Despite this hobby [board games] essentially centring around competition, it is highly non-competitive. These gamers can quickly deduce optimal strategy and tactics, but they know that many good games feature chance, and that unpredictability can make them more fun. They revel in the experience irrespective of outcome, so long as it is elegantly balanced and designed. Their pleasure comes from the way a game makes them interact or think in ways they ordinarily wouldn’t or didn’t know they could. To a Gen Con gamer, games are akin to something like art — the experience of it is subjective and kind of the whole deal.
I think this is generally true, but oddly enough, the other day, my friend told me about a guy he plays with once or twice a year that is a blatant serial cheater. That guy's friends are apparently extremely nice people, but despite the blatantness (e.g. looking at cards he's not supposed to look at, announcing flurries of moves and results that aren't legal to overwhelm people), they don't call him out. They just say, wow, this guy is really good at board games!

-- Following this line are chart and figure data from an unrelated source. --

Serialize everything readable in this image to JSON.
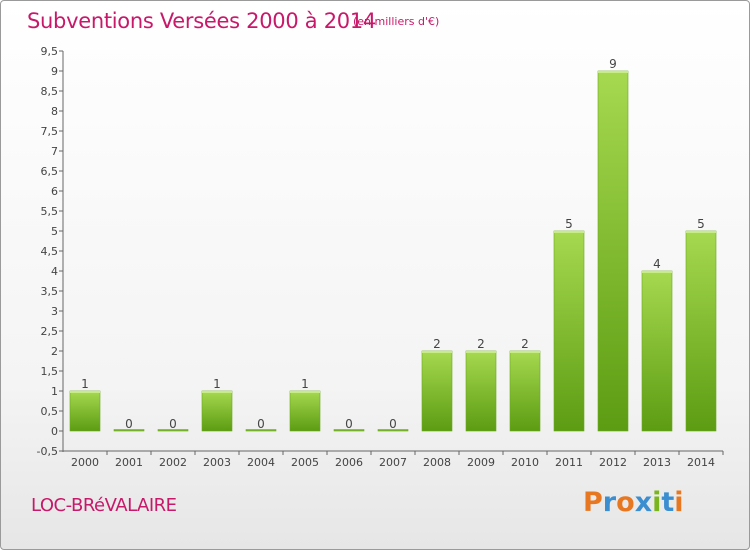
{
  "header": {
    "title": "Subventions Versées 2000 à 2014",
    "subtitle": "(en milliers d'€)"
  },
  "footer": {
    "commune": "LOC-BRéVALAIRE",
    "logo": "Proxiti"
  },
  "colors": {
    "title": "#c8186a",
    "bar_light": "#9fd24a",
    "bar_dark": "#5a9a12",
    "logo_letters": [
      "#e87722",
      "#3b8fd0",
      "#e87722",
      "#3b8fd0",
      "#7ab51d",
      "#3b8fd0",
      "#e87722"
    ]
  },
  "chart_data": {
    "type": "bar",
    "title": "Subventions Versées 2000 à 2014",
    "categories": [
      "2000",
      "2001",
      "2002",
      "2003",
      "2004",
      "2005",
      "2006",
      "2007",
      "2008",
      "2009",
      "2010",
      "2011",
      "2012",
      "2013",
      "2014"
    ],
    "values": [
      1,
      0,
      0,
      1,
      0,
      1,
      0,
      0,
      2,
      2,
      2,
      5,
      9,
      4,
      5
    ],
    "yticks": [
      "-0,5",
      "0",
      "0,5",
      "1",
      "1,5",
      "2",
      "2,5",
      "3",
      "3,5",
      "4",
      "4,5",
      "5",
      "5,5",
      "6",
      "6,5",
      "7",
      "7,5",
      "8",
      "8,5",
      "9",
      "9,5"
    ],
    "ylim": [
      -0.5,
      9.5
    ],
    "xlabel": "",
    "ylabel": "",
    "grid": false
  }
}
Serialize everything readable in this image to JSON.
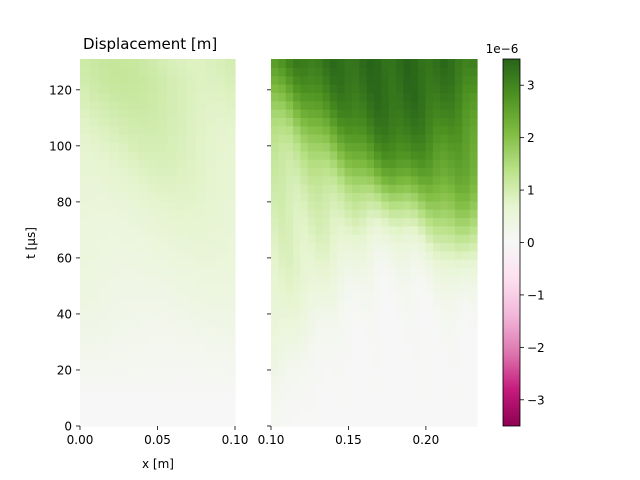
{
  "chart_data": {
    "type": "heatmap",
    "title": "Displacement [m]",
    "xlabel": "x [m]",
    "ylabel": "t [µs]",
    "ylim": [
      0,
      131
    ],
    "yticks": [
      0,
      20,
      40,
      60,
      80,
      100,
      120
    ],
    "panels": [
      {
        "xlim": [
          0.0,
          0.1
        ],
        "xticks": [
          0.0,
          0.05,
          0.1
        ],
        "xtick_labels": [
          "0.00",
          "0.05",
          "0.10"
        ],
        "max_displacement": 1.2e-06
      },
      {
        "xlim": [
          0.1,
          0.233
        ],
        "xticks": [
          0.1,
          0.15,
          0.2
        ],
        "xtick_labels": [
          "0.10",
          "0.15",
          "0.20"
        ],
        "max_displacement": 3.4e-06
      }
    ],
    "colorbar": {
      "colormap": "PiYG",
      "range": [
        -3.5e-06,
        3.5e-06
      ],
      "offset_label": "1e−6",
      "ticks": [
        -3,
        -2,
        -1,
        0,
        1,
        2,
        3
      ],
      "tick_labels": [
        "−3",
        "−2",
        "−1",
        "0",
        "1",
        "2",
        "3"
      ],
      "colors": [
        "#8e0152",
        "#c51b7d",
        "#de77ae",
        "#f1b6da",
        "#fde0ef",
        "#f7f7f7",
        "#e6f5d0",
        "#b8e186",
        "#7fbc41",
        "#4d9221",
        "#276419"
      ]
    }
  }
}
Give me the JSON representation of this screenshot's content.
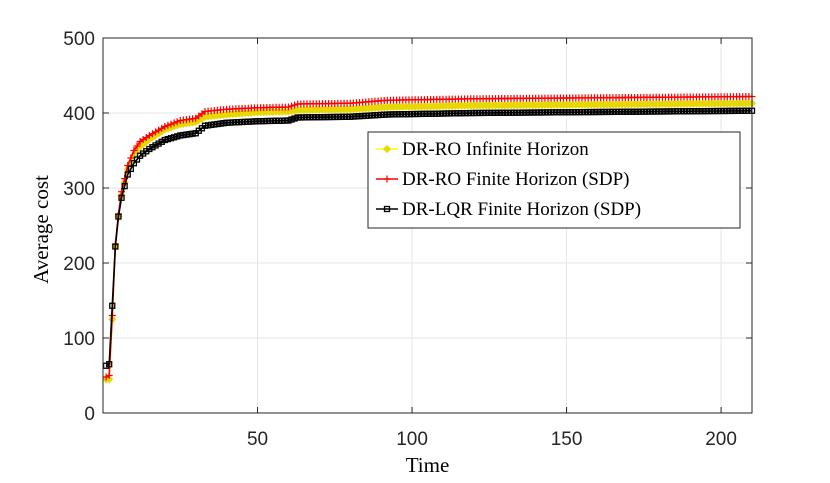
{
  "chart_data": {
    "type": "line",
    "title": "",
    "xlabel": "Time",
    "ylabel": "Average cost",
    "xlim": [
      0,
      210
    ],
    "ylim": [
      0,
      500
    ],
    "xticks": [
      50,
      100,
      150,
      200
    ],
    "yticks": [
      0,
      100,
      200,
      300,
      400,
      500
    ],
    "grid": true,
    "legend_position": "center-right",
    "series": [
      {
        "name": "DR-RO Infinite Horizon",
        "color": "#ffff00",
        "marker_color": "#e6d800",
        "marker": "diamond",
        "x": [
          1,
          2,
          3,
          4,
          5,
          6,
          8,
          10,
          12,
          15,
          20,
          25,
          30,
          33,
          40,
          50,
          60,
          63,
          80,
          92,
          120,
          150,
          180,
          210
        ],
        "y": [
          45,
          45,
          125,
          222,
          262,
          290,
          325,
          343,
          355,
          365,
          378,
          385,
          388,
          395,
          398,
          401,
          402,
          404,
          405,
          408,
          410,
          411,
          412,
          413
        ]
      },
      {
        "name": "DR-RO Finite Horizon (SDP)",
        "color": "#ff0000",
        "marker_color": "#ff0000",
        "marker": "plus",
        "x": [
          1,
          2,
          3,
          4,
          5,
          6,
          8,
          10,
          12,
          15,
          20,
          25,
          30,
          33,
          40,
          50,
          60,
          63,
          80,
          92,
          120,
          150,
          180,
          210
        ],
        "y": [
          48,
          50,
          130,
          225,
          265,
          295,
          330,
          350,
          362,
          370,
          382,
          390,
          393,
          402,
          405,
          407,
          408,
          412,
          413,
          417,
          419,
          420,
          421,
          422
        ]
      },
      {
        "name": "DR-LQR Finite Horizon (SDP)",
        "color": "#000000",
        "marker_color": "#000000",
        "marker": "square",
        "x": [
          1,
          2,
          3,
          4,
          5,
          6,
          8,
          10,
          12,
          15,
          20,
          25,
          30,
          33,
          40,
          50,
          60,
          63,
          80,
          92,
          120,
          150,
          180,
          210
        ],
        "y": [
          63,
          65,
          143,
          222,
          262,
          287,
          318,
          333,
          343,
          352,
          364,
          370,
          373,
          383,
          387,
          389,
          390,
          394,
          395,
          398,
          400,
          401,
          402,
          403
        ]
      }
    ]
  }
}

There is no money involved here. The motivation here may be some sort of mental illness and/or sociopathy.
Board game can indeed reveal things about people. There was this one dude that seemed smart but was really sad online, and I thought hey, this fellow is just isolated and needs some human interaction.
I invited him over to play board games a few times, and he just turned out to be kind of a dick. I think there was one point at which we were playing Robo Rally. He turned out to not like the game, which is fine, but he kept sighing super loudly and constantly complained while every one else was trying to play. Another day he was at my house, he got into an argument with the guy, who was three years old at the time, and was strangely intense about it.